Administration Open to Tender Option
. Some industry and formal education providers have suggested a viable option for the administration of the program would be to open the process to tender. Some groups expressed an interest in undertaking this role.
. It was recognised that there could be a possible conflict of interest with a provider of training services being able to administer the program.
. There would be possible negative perceptions within the rural sector of a recognised group (industry or provider) administering such a program that eligibility to program funds would be restricted or conditional upon some additional requirements (membership, industry affiliation, etc).
Eligibility to access the FarmBis program
. A majority of stakeholders considered the program should be open to all members within the farm management team.
. There were a number of comments made by stakeholders in relation to extending eligibility to include employees and contractors on the farm. This was seen as important in relation to aiming for a higher educational level within the rural sector and aiming to encourage possible leaders or managers of the future. Others considered employees and contractors were not ideal candidates as, in most cases, they have little opportunity to influence the decisions of management or the operation of the enterprise .

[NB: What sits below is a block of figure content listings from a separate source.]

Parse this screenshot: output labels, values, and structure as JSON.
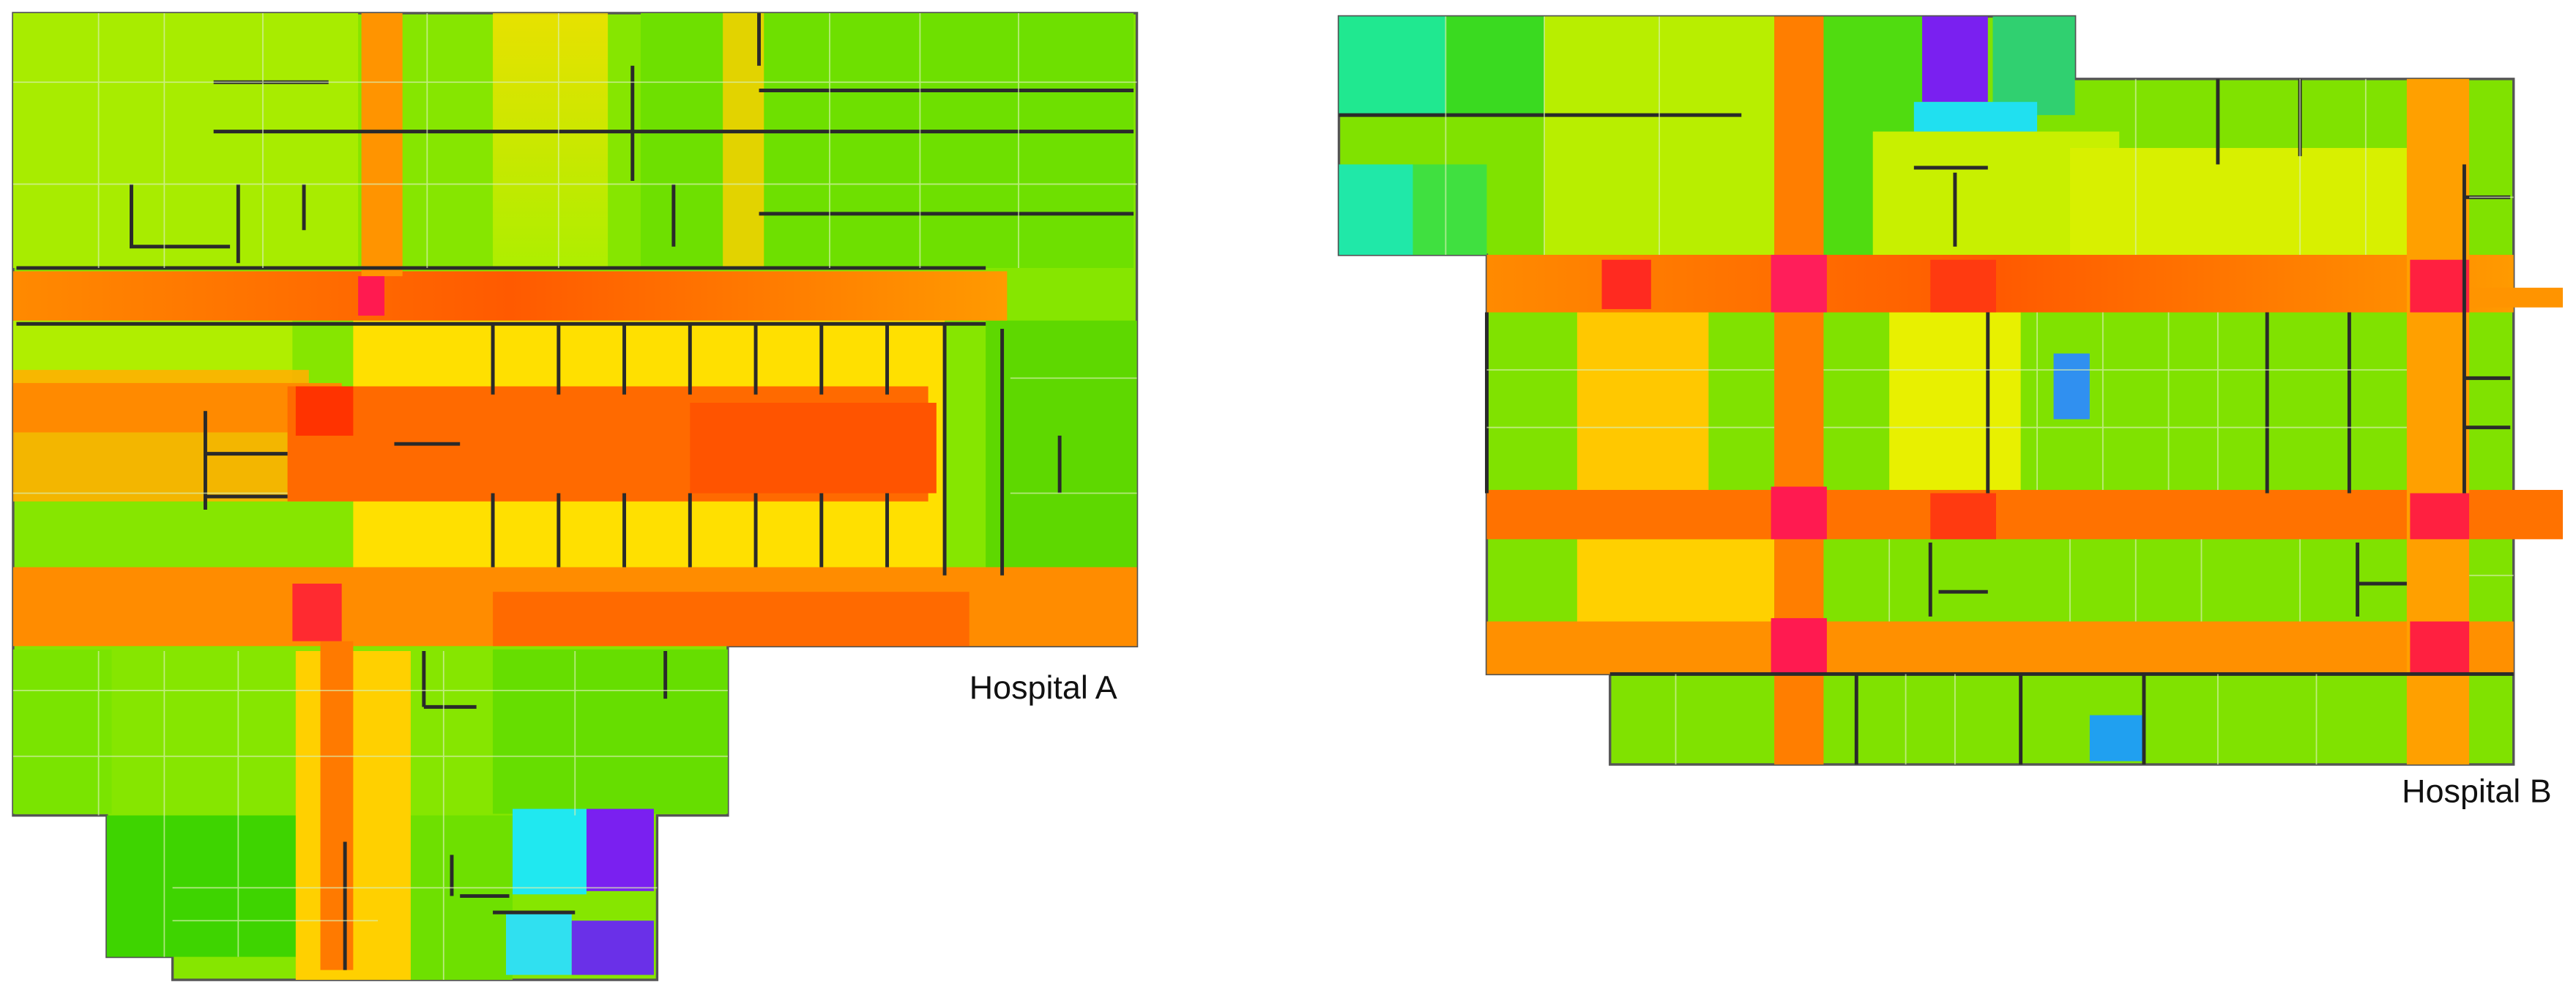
{
  "plans": [
    {
      "label": "Hospital A"
    },
    {
      "label": "Hospital B"
    }
  ]
}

. A vast majority of stakeholders indicated contributions should be sought from individual participants, industry organisations, States and the Commonwealth. By involving individuals and industry in the funding loop, this would allowed individuals to value the training they undertook more and allow industry and groups to have ownership and control over the future direction of their training needs.
. It was suggested that contributions from individuals should be limited, with suggestions ranging from a set percentage of the course fees though to amounts being dependent upon the private value / public good of the course. Some stakeholders held the view that in some specific circumstances (ie economic hardship) individuals may find it difficult to pay up-front course fees.
. It was suggested that contributions from individuals in remote locations should be considered in terms of total costs incurred including travel, accommodation and course fees.